We’ll start with Cassian Schmidt, Director of Hermannshof Gardens in Germany, exemplifies the deepest history in Germany if not the first examples of meadow-style garden concepts. The infamous ornamental grass Karl Foerster is named after one of the great trailblazers from that country. The germanic innovation continues today.

Several more notable public gardeners follow him- Lisa Roper, who has long tended the gravel garden at Chanticleer in PA. (And thus directly inspired dang near everyone gravel gardening in the US. When I was quietly hunting for speakers, most of my prospective folks all showed slides of her garden as the example that inspired them to do what they are doing). Fergus Garret is an established mogul at the Great Dixter- it means a lot when a storied and historical garden not only deeply embraces but pushes the forefront of invertebrate-minded gardening. Krissy Buys from Cornell in NY will talk about two native “lawn” projects of hers, which lay the groundwork for a future of native and threatened plants genuinely being used to replace unused turf. 

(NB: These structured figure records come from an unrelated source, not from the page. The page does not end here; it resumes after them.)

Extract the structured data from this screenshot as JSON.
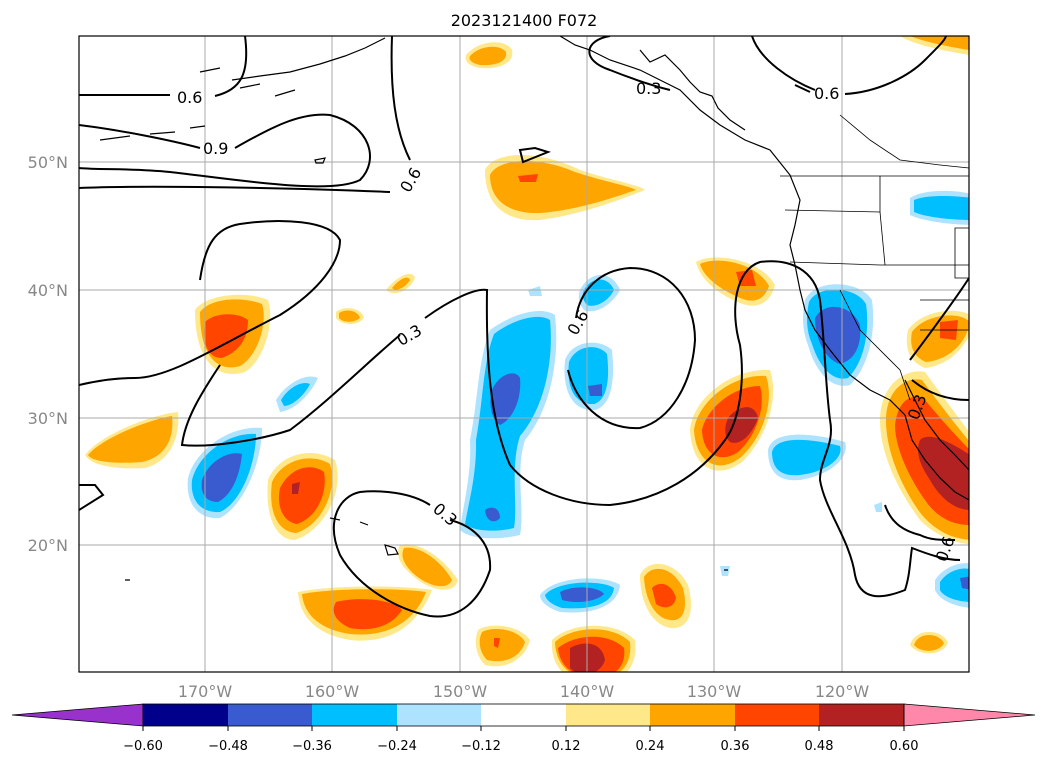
{
  "title": "2023121400 F072",
  "map": {
    "lat_labels": [
      "50°N",
      "40°N",
      "30°N",
      "20°N"
    ],
    "lon_labels": [
      "170°W",
      "160°W",
      "150°W",
      "140°W",
      "130°W",
      "120°W"
    ],
    "contour_labels": [
      "0.6",
      "0.9",
      "0.6",
      "0.3",
      "0.6",
      "0.3",
      "0.3",
      "0.6",
      "0.3",
      "0.6"
    ],
    "gridlines": true
  },
  "colorbar": {
    "levels": [
      "−0.60",
      "−0.48",
      "−0.36",
      "−0.24",
      "−0.12",
      "0.12",
      "0.24",
      "0.36",
      "0.48",
      "0.60"
    ],
    "colors": [
      "#9932cc",
      "#00008b",
      "#3a5bd0",
      "#00bfff",
      "#ade3ff",
      "#ffffff",
      "#ffe88a",
      "#ffa500",
      "#ff4500",
      "#b22222",
      "#ff88aa"
    ]
  }
}
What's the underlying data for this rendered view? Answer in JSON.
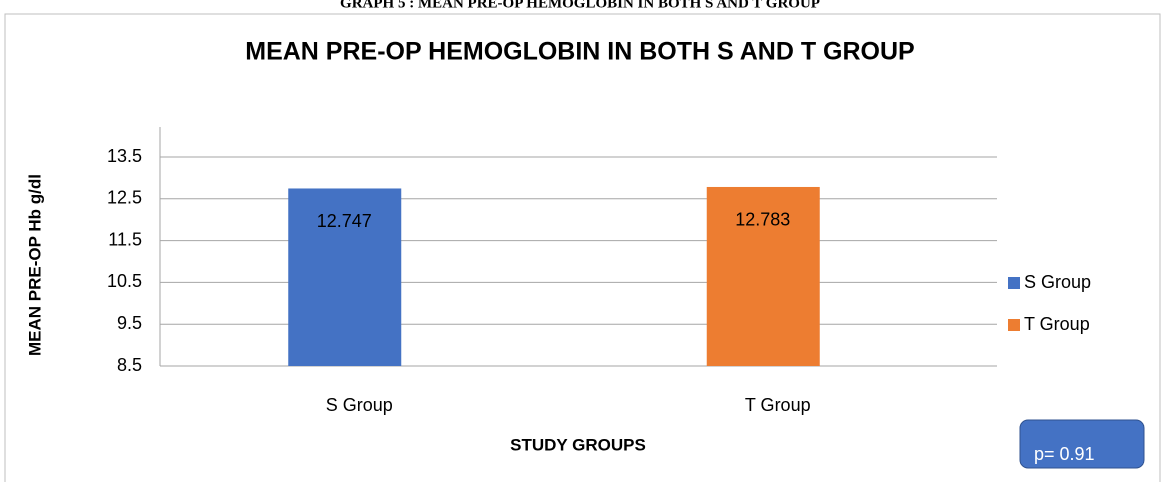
{
  "chart_data": {
    "type": "bar",
    "heading": "GRAPH 5 : MEAN PRE-OP HEMOGLOBIN IN BOTH S AND T GROUP",
    "title": "MEAN PRE-OP HEMOGLOBIN IN BOTH S AND T GROUP",
    "x_label": "STUDY GROUPS",
    "y_label": "MEAN PRE-OP Hb g/dl",
    "categories": [
      "S Group",
      "T Group"
    ],
    "values": [
      12.747,
      12.783
    ],
    "colors": [
      "#4472c4",
      "#ed7d31"
    ],
    "ylim": [
      8.5,
      13.5
    ],
    "yticks": [
      8.5,
      9.5,
      10.5,
      11.5,
      12.5,
      13.5
    ],
    "grid": true,
    "legend": "right",
    "annotation": "p= 0.91"
  }
}
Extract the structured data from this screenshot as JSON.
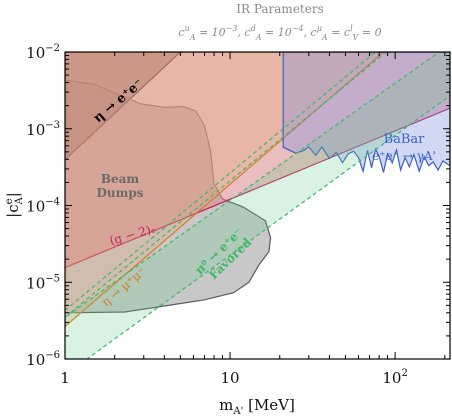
{
  "chart_data": {
    "type": "area",
    "title": "IR Parameters",
    "subtitle": "c_A^u = 10^-3, c_A^d = 10^-4, c_A^μ = c_V^l = 0",
    "xlabel": "m_A' [MeV]",
    "ylabel": "|c_A^e|",
    "xscale": "log",
    "yscale": "log",
    "xlim": [
      1,
      215
    ],
    "ylim": [
      1e-06,
      0.01
    ],
    "x_ticks": [
      {
        "value": 1,
        "label": "1"
      },
      {
        "value": 10,
        "label": "10"
      },
      {
        "value": 100,
        "label": "10^2"
      }
    ],
    "y_ticks": [
      {
        "value": 1e-06,
        "label": "10^-6"
      },
      {
        "value": 1e-05,
        "label": "10^-5"
      },
      {
        "value": 0.0001,
        "label": "10^-4"
      },
      {
        "value": 0.001,
        "label": "10^-3"
      },
      {
        "value": 0.01,
        "label": "10^-2"
      }
    ],
    "regions": [
      {
        "name": "eta_ee",
        "label": "η → e⁺e⁻",
        "fill": "#5a4a4a",
        "opacity": 0.55,
        "stroke": "#000000",
        "points": [
          [
            1,
            0.000395
          ],
          [
            5,
            0.01
          ],
          [
            1,
            0.01
          ]
        ]
      },
      {
        "name": "beam_dumps",
        "label": "Beam Dumps",
        "fill": "#6e6e6e",
        "opacity": 0.38,
        "stroke": "#5a5a5a",
        "points": [
          [
            1,
            0.0043
          ],
          [
            1.5,
            0.0038
          ],
          [
            2.1,
            0.0028
          ],
          [
            2.9,
            0.0021
          ],
          [
            4.0,
            0.0019
          ],
          [
            5.2,
            0.00195
          ],
          [
            6.2,
            0.0017
          ],
          [
            7.0,
            0.0011
          ],
          [
            7.6,
            0.00052
          ],
          [
            8.0,
            0.00019
          ],
          [
            9.0,
            0.000122
          ],
          [
            12,
            9.6e-05
          ],
          [
            16.4,
            6.3e-05
          ],
          [
            17.6,
            3.8e-05
          ],
          [
            17.2,
            2.5e-05
          ],
          [
            15,
            1.7e-05
          ],
          [
            13,
            1e-05
          ],
          [
            10.5,
            7.3e-06
          ],
          [
            7.0,
            5.9e-06
          ],
          [
            4.0,
            4.9e-06
          ],
          [
            2.3,
            4.1e-06
          ],
          [
            1,
            4e-06
          ]
        ]
      },
      {
        "name": "g_minus_2",
        "label": "(g − 2)ₑ",
        "fill": "#d9868c",
        "opacity": 0.55,
        "stroke": "#c0245a",
        "points": [
          [
            1,
            1.55e-05
          ],
          [
            215,
            0.00185
          ],
          [
            215,
            0.01
          ],
          [
            1,
            0.01
          ]
        ]
      },
      {
        "name": "eta_mumu",
        "label": "η → μ⁺μ⁻",
        "fill": "#e2a87a",
        "opacity": 0.35,
        "stroke": "#d97a20",
        "points": [
          [
            1,
            2.65e-06
          ],
          [
            85,
            0.01
          ],
          [
            1,
            0.01
          ]
        ]
      },
      {
        "name": "babar",
        "label": "BaBar",
        "sublabel": "e⁺e⁻ → γA'",
        "fill": "#7b8fe0",
        "opacity": 0.35,
        "stroke": "#3a5fc8",
        "points": [
          [
            21,
            0.01
          ],
          [
            21,
            0.000575
          ],
          [
            25,
            0.00048
          ],
          [
            28,
            0.00052
          ],
          [
            30,
            0.00058
          ],
          [
            33,
            0.00045
          ],
          [
            36,
            0.00058
          ],
          [
            40,
            0.00041
          ],
          [
            44,
            0.00049
          ],
          [
            48,
            0.00036
          ],
          [
            52,
            0.00047
          ],
          [
            56,
            0.00051
          ],
          [
            60,
            0.00042
          ],
          [
            64,
            0.00028
          ],
          [
            68,
            0.00052
          ],
          [
            72,
            0.00031
          ],
          [
            76,
            0.00054
          ],
          [
            80,
            0.00044
          ],
          [
            85,
            0.00027
          ],
          [
            90,
            0.00047
          ],
          [
            96,
            0.00036
          ],
          [
            102,
            0.00053
          ],
          [
            108,
            0.00029
          ],
          [
            115,
            0.00042
          ],
          [
            122,
            0.00032
          ],
          [
            130,
            0.00046
          ],
          [
            140,
            0.00028
          ],
          [
            150,
            0.00043
          ],
          [
            160,
            0.00033
          ],
          [
            170,
            0.00037
          ],
          [
            182,
            0.00029
          ],
          [
            195,
            0.00038
          ],
          [
            215,
            0.00033
          ],
          [
            215,
            0.01
          ]
        ]
      },
      {
        "name": "pi0_favored",
        "label": "π⁰ → e⁺e⁻",
        "sublabel": "Favored",
        "fill": "#66cc88",
        "opacity": 0.25,
        "stroke": "#3db866",
        "points": [
          [
            1,
            3.5e-06
          ],
          [
            1,
            1e-06
          ],
          [
            1.36,
            1e-06
          ],
          [
            215,
            0.0027
          ],
          [
            215,
            0.0108
          ],
          [
            185,
            0.01
          ]
        ]
      }
    ],
    "lines": [
      {
        "name": "eta_mumu_upper_dash",
        "color": "#3db866",
        "dash": true,
        "points": [
          [
            1,
            4.3e-06
          ],
          [
            76,
            0.01
          ]
        ]
      },
      {
        "name": "eta_mumu_lower_dash",
        "color": "#3db866",
        "dash": true,
        "points": [
          [
            1,
            3.5e-06
          ],
          [
            88,
            0.01
          ]
        ]
      }
    ]
  }
}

My friend Kyle Dallefeld will ring in from Des Moines, Iowa, heart of the tallgrass prairie and some of the richest soils on earth to give us a perspective of rock gardening and tall herbaceous systems- from wild to farmland. Lastly, an old friend Erik Fleischer, of Symbio Studio in Victoria, BC, will bring it all down to earth to talk about practical home-sized garden projects of the front yard scale, and where rock garden techniques have influenced modern seed-grown and habitat-creating garden approaches.

I see a powerful teaming up between the rock garden and meadow worlds, aided by a de-facto blending that has always been there: both rockeries and meadows are totally inspired by nature, representing archetypical biomes of earth. The botanical sophistication of rock garden culture empowers any mission towards biodiversity.  Meadows work in larger areas where rockeries aren’t tenable, and rockeries fit into the increasingly small and topographically awkward garden-able spaces of cities and suburbs.  Together they will make the world a better place for both humans and our other living friends.